Very few people end up over their heads in debt or in need of bankruptcy because of their overall money management habits, but it does happen. For most people, unexpected circumstances and economic pressures are the driving force behind their money troubles. However, staying financially healthy takes planning and effort, even for the most money savvy person.
Good vs. Bad Habits
There are a few common bad habits that are typically associated with financial hardships. First, having an insufficient or nonexistent emergency fund. Most people fail to plan adequately for a rainy day or unexpected situation. Losing a job, spouse or suffering a medical illness are all top reasons for ending up in debt and without the adequate income necessary to sustain monthly living expenses. A good habit for financial health is having enough money saved to cover all essential living expenses for at least four to six months.
Another bad money management habit is an unnecessarily high mortgage payment. Many people make the mistake of borrowing at the top of their loan approval range, buying a house far more expensive than they need. Although they may be able to maintain payments in good times, the mortgage payment quickly becomes a burden when finances are tight. Once the threat of foreclosure sets in many people are forced into using credit cards to pay for other expenses simply so they can stay in their home.
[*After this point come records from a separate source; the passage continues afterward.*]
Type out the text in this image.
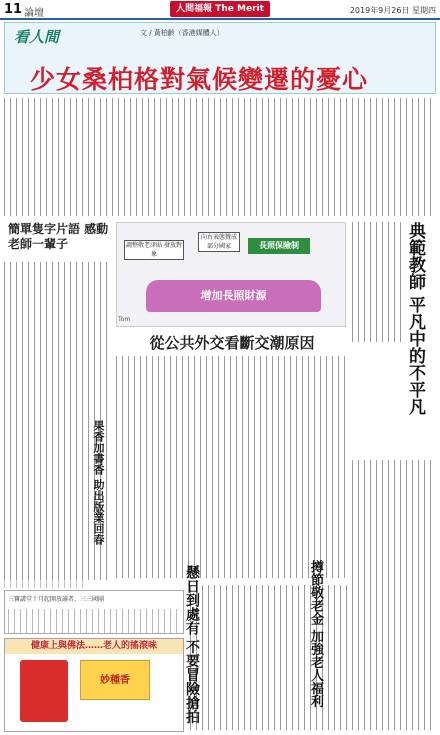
11 論壇	人間福報 The Merit	2019年9月26日 星期四
看人間	文 / 黃柏齡（香港媒體人）
少女桑柏格對氣候變遷的憂心
簡單隻字片語 感動老師一輩子	典範教師 平凡中的不平凡
調整敬老津貼 發放對象
向右表態贊成 部分國家	長照保險制
增加長照財源
Tom
從公共外交看斷交潮原因
果香加書香 助出版業回春
懸日到處有 不要冒險搶拍	撙節敬老金 加強老人福利
三寶講堂十月起開放讀者、三三國團
健康上與佛法……老人的搖滾味
妙種香
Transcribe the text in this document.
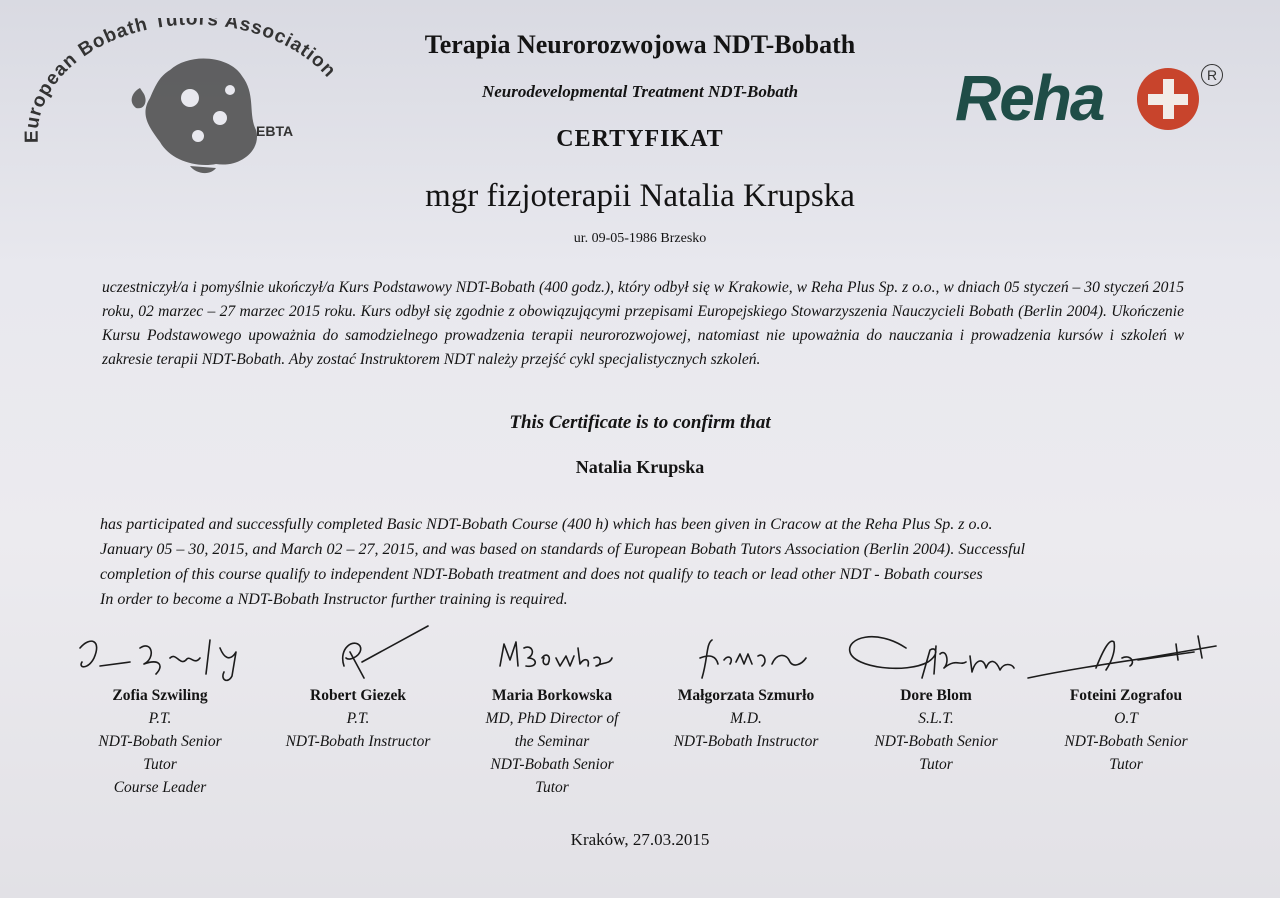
European Bobath Tutors Association
EBTA
Terapia Neurorozwojowa NDT-Bobath
Neurodevelopmental Treatment NDT-Bobath
CERTYFIKAT
mgr fizjoterapii Natalia Krupska
ur. 09-05-1986 Brzesko
Reha	R
uczestniczył/a i pomyślnie ukończył/a Kurs Podstawowy NDT-Bobath (400 godz.), który odbył się w Krakowie, w Reha Plus Sp. z o.o., w dniach 05 styczeń – 30 styczeń 2015 roku, 02 marzec – 27 marzec 2015 roku. Kurs odbył się zgodnie z obowiązującymi przepisami Europejskiego Stowarzyszenia Nauczycieli Bobath (Berlin 2004). Ukończenie Kursu Podstawowego upoważnia do samodzielnego prowadzenia terapii neurorozwojowej, natomiast nie upoważnia do nauczania i prowadzenia kursów i szkoleń w zakresie terapii NDT-Bobath. Aby zostać Instruktorem NDT należy przejść cykl specjalistycznych szkoleń.
This Certificate is to confirm that
Natalia Krupska

has participated and successfully completed Basic NDT-Bobath Course (400 h) which has been given in Cracow at the Reha Plus Sp. z o.o.

January 05 – 30, 2015, and March 02 – 27, 2015, and was based on standards of European Bobath Tutors Association (Berlin 2004). Successful

completion of this course qualify to independent NDT-Bobath treatment and does not qualify to teach or lead other NDT - Bobath courses

In order to become a NDT-Bobath Instructor further training is required.

Zofia Szwiling
P.T.
NDT-Bobath Senior
Tutor
Course Leader
Robert Giezek
P.T.
NDT-Bobath Instructor
Maria Borkowska
MD, PhD Director of
the Seminar
NDT-Bobath Senior
Tutor
Małgorzata Szmurło
M.D.
NDT-Bobath Instructor
Dore Blom
S.L.T.
NDT-Bobath Senior
Tutor
Foteini Zografou
O.T
NDT-Bobath Senior
Tutor
Kraków, 27.03.2015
Lastly, not prioritizing spending and credit card use is a big problem among the financially sick. The average person views credit cards as a tool of convenience, rather than a method for establishing and maintaining responsible borrowing history. When credit cards are viewed as easy money for want-now-pay-later purchases, debts quickly rise leading to burdens. A healthy money management style views credit card use as a tool for writing a positive financial history.